KAW MISSION STATE HISTORIC SITE
JULY 24, 2001
TENTH SESQUICENTENNIAL ARTICLE

by Ron Parks

They Worked Well on the Farm

This year the Kaw Mission State Historic Site and area residents celebrate the 150th birthday of the historic Kaw Mission. This is the tenth in a series of articles describing themes, event, and personalities associated with the Kaw Mission 150 year ago.

In July 1851 the corn crop was thriving on the Kaw Mission farm. The rains had been timely and, according to Kaw Mission teacher Thomas Huffaker, the Kaw boys attending the school "worked well on the farm."

The corn was growing on one hundred acres of land the Methodists had fenced and plowed earlier in the spring on the east side of the Neosho River east and northeast of the Kaw Mission.

To mold the young Kaws into educated farmers in fulfillment of the Jeffersonian ideal required that the students be taught how to farm like white people. The Methodists contracted with H. W. Webster to take charge of the farm and provide the Kaw boys with instruction in agriculture. Webster lived with his wife in the Kaw Mission as did Thomas Huffaker.

Horticulture was not alien to the Kaws. For generations Kaw women had raised corn as well as beans, pumpkins, squash, potatoes, and melons. In 1838, a decade before the Kaws came to the Council Grove area, agent Richard Cummins reported that 300 acres were under cultivation and "a few women were beginning to use the plough." Up to this time women wielded hoes to plant the seeds and cultivate the crops.

Several times in 1844 the Kaws planted corn and other vegetables, only to see the seeds washed away in a succession of horrific floods that at their height exceeded the 1951 flood.

The agricultural revolution the Methodists and the government attempted to introduce was both social, technological, and economic. First, Kaw men were expected to do what had been heretofore women's work. Secondly, the plow supplanted the hoe. And finally, it was a novelty that the Kaws were expected sell their corn and vegetables rather than consume their crops or share with other tribes.

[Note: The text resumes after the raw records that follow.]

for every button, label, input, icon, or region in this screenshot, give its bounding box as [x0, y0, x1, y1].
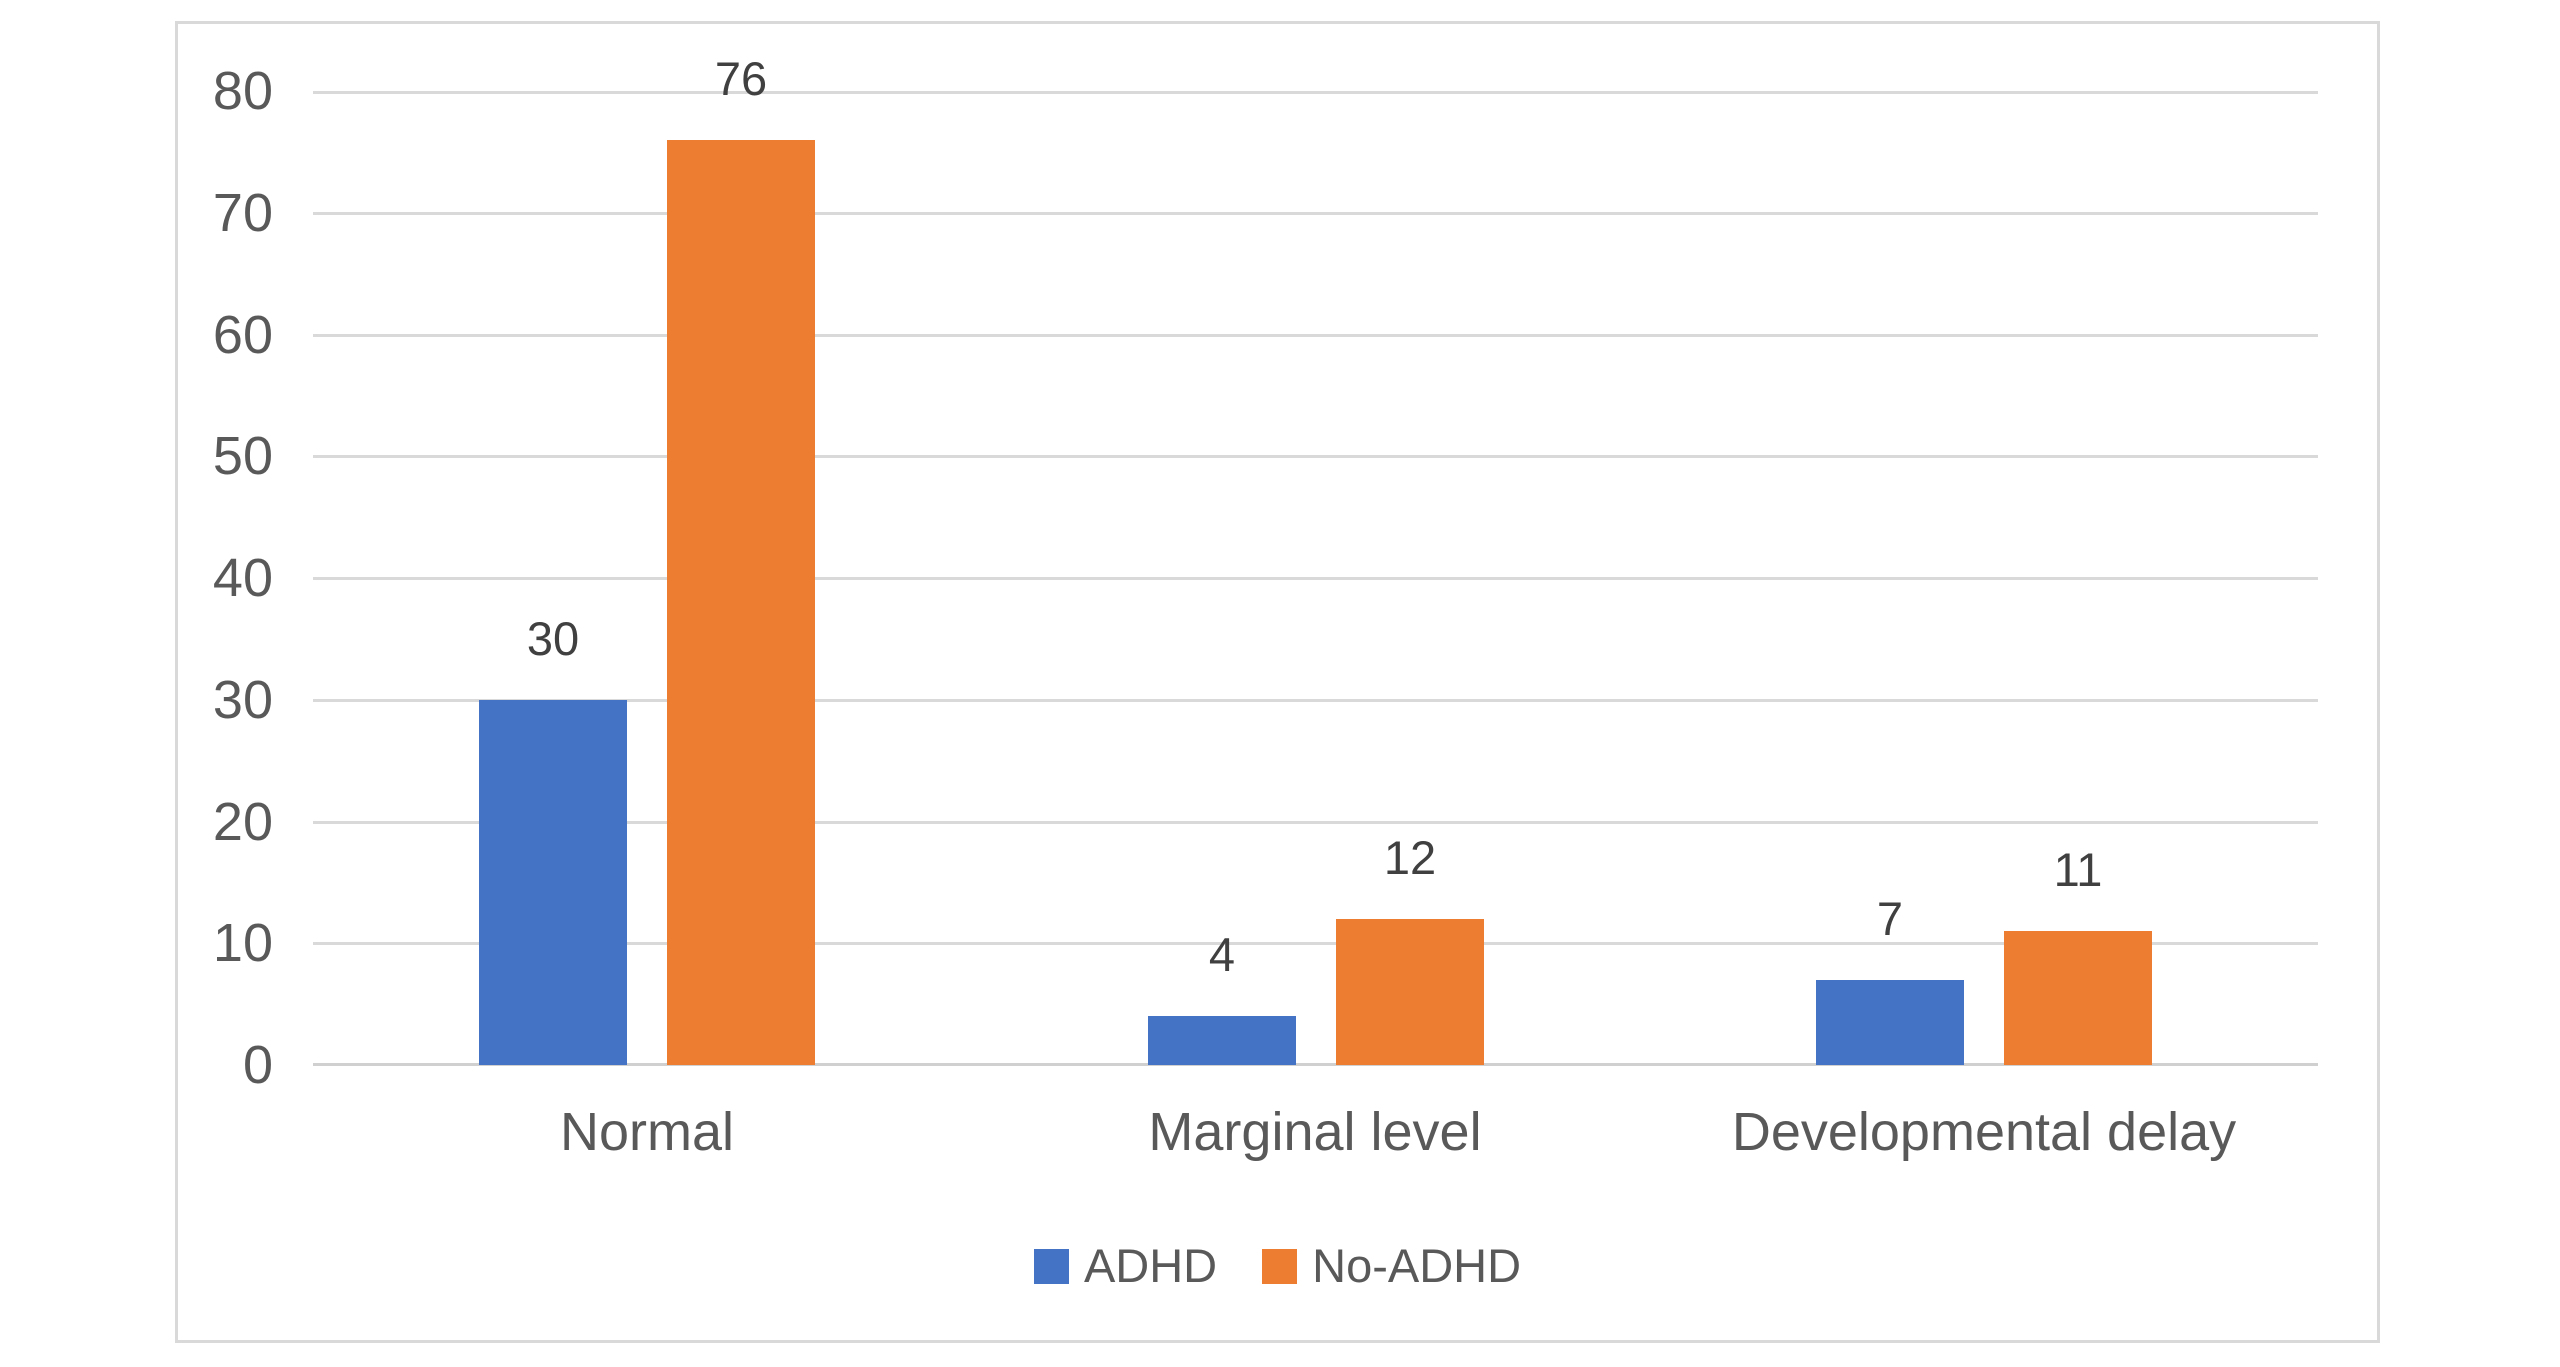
bar-adhd-normal[interactable]: [479, 700, 627, 1065]
category-label-marginal-level: Marginal level: [1148, 1102, 1482, 1162]
bar-adhd-developmental-delay[interactable]: [1816, 980, 1964, 1065]
y-tick-label-20: 20: [212, 792, 273, 852]
bar-no-adhd-developmental-delay[interactable]: [2004, 931, 2152, 1065]
y-tick-label-30: 30: [212, 670, 273, 730]
category-label-developmental-delay: Developmental delay: [1731, 1102, 2237, 1162]
gridline-30: [313, 699, 2318, 702]
category-label-normal: Normal: [559, 1102, 735, 1162]
legend-swatch-no-adhd: [1262, 1248, 1298, 1284]
bar-chart-figure[interactable]: 0 10 20 30 40 50 60 70 80 30 76 4 12 7 11 Normal Margi…: [175, 21, 2380, 1343]
y-tick-label-50: 50: [212, 426, 273, 486]
bar-no-adhd-normal[interactable]: [667, 140, 815, 1065]
gridline-40: [313, 577, 2318, 580]
bar-no-adhd-marginal-level[interactable]: [1336, 919, 1484, 1065]
x-axis-baseline: [313, 1063, 2318, 1066]
y-tick-label-0: 0: [242, 1035, 273, 1095]
legend-swatch-adhd: [1033, 1248, 1069, 1284]
legend-item-adhd[interactable]: ADHD: [1033, 1239, 1218, 1292]
data-label-adhd-developmental-delay: 7: [1876, 892, 1904, 945]
data-label-adhd-normal: 30: [526, 612, 580, 665]
y-tick-label-40: 40: [212, 548, 273, 608]
y-tick-label-70: 70: [212, 183, 273, 243]
gridline-80: [313, 91, 2318, 94]
gridline-50: [313, 455, 2318, 458]
data-label-no-adhd-normal: 76: [714, 52, 768, 105]
gridline-20: [313, 821, 2318, 824]
data-label-no-adhd-marginal-level: 12: [1383, 831, 1437, 884]
gridline-60: [313, 334, 2318, 337]
y-tick-label-80: 80: [212, 61, 273, 121]
y-tick-label-60: 60: [212, 305, 273, 365]
gridline-10: [313, 942, 2318, 945]
y-tick-label-10: 10: [212, 913, 273, 973]
bar-adhd-marginal-level[interactable]: [1148, 1016, 1296, 1065]
data-label-no-adhd-developmental-delay: 11: [2053, 843, 2103, 896]
plot-area: 30 76 4 12 7 11: [313, 55, 2318, 1066]
legend-label-no-adhd: No-ADHD: [1312, 1239, 1522, 1292]
legend-item-no-adhd[interactable]: No-ADHD: [1262, 1241, 1521, 1291]
data-label-adhd-marginal-level: 4: [1208, 928, 1236, 981]
legend-label-adhd: ADHD: [1083, 1239, 1218, 1292]
chart-legend: ADHD No-ADHD: [178, 1241, 2377, 1291]
gridline-70: [313, 212, 2318, 215]
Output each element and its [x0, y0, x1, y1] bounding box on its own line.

William E. Unrau, author of The Kansa Indians, described the "considerable confusion and concern when government authorities learned in 1839 that the Kaws were sharing their very limited corn supply with 'most any tribe' that asked for it." Such gift-giving was a deeply embedded practice in the Kaw culture as it was in other Indian tribes.

The successful corn crop on the Kaw Mission farm in1851 had far-ranging consequences for the practice of agriculture in this region. John Maloy, author of Chronicles of Morris County, analyzed the impact of the successful Kaw Mission crop:

"When the first settlement was made in our county during the years 1848, 1849, and 1850, it was believed that our large American corn could not be produced on account of the severe drouths that prevailed all over this portion of the "Great American Desert."

There was no corn planted until the farm for the benefit of the "Kaw School" was opened, in 1851. This being a good crop season, and there being an unusual rain-fall that year, the yield was abundant. The success that attended this venture induced others to attempt the growing of corn."

That the Neosho Valley land could produce an abundant crop was clearly demonstrated in 1851; however, how much was actually harvested is not so clear. In his quarterly report of January 1852, Thomas Johnson, superintendent of both the Shawnee Mission and the Kaw Mission, paints a rather bleak picture of Kaw ineptitude and lack of self-restraint:

"They [the Kaws] stole nearly all our potatoes when they were only about half-grown, and most of the garden vegetables. They then commenced stealing the green corn & I cannot tell how much of the crop they took though it was considerable."

Johnson's description underscores the difficulty of looking through the lense of one's own culture at the motives and actions of those from a radically different culture. The question vexing the whites was how on one hand could the Kaws be generous to a fault in giving away their corn and on the other hand be such incorrigible thieves?

The answers are speculative. For one, while living on the Neosho Valley Reservation the Kaw people were often stalked by hunger. Additionally, whereas the precepts of property boundaries and individual ownership have long been lofty and inviolable principles in the Anglo-American mind, these ideals were mostly alien to the Indians.

That the Kaws bitterly resented the whites is indisputable. While the whites were outraged by the Kaws' acts of petty thievery, they seemed incognizant of their own acts of massive thievery in illegally squatting on Kaw lands. Though opaque to the whites' view of themselves, this hypocrisy was crystal clear to the Kaws.

Three years after the Kaw Mission school closed its doors to the Indians, the Kaws' criticism of the whites expanded to include Thomas Huffaker and the management of the Kaw Mission farm.

Speaking with the Indian Commissioner James W. Denver in late July, 1857, Kaw chiefs Hard Hart, White Hair, and The Wolf said Huffaker was a "bad missionary" and a teacher "who didn't teach anything." The three Kaw leaders charged Huffaker with forcing fifty young Kansa "scholars" to work for him in two fields "the size of Washington" where corn and other crops were raised for sale to the white settlers.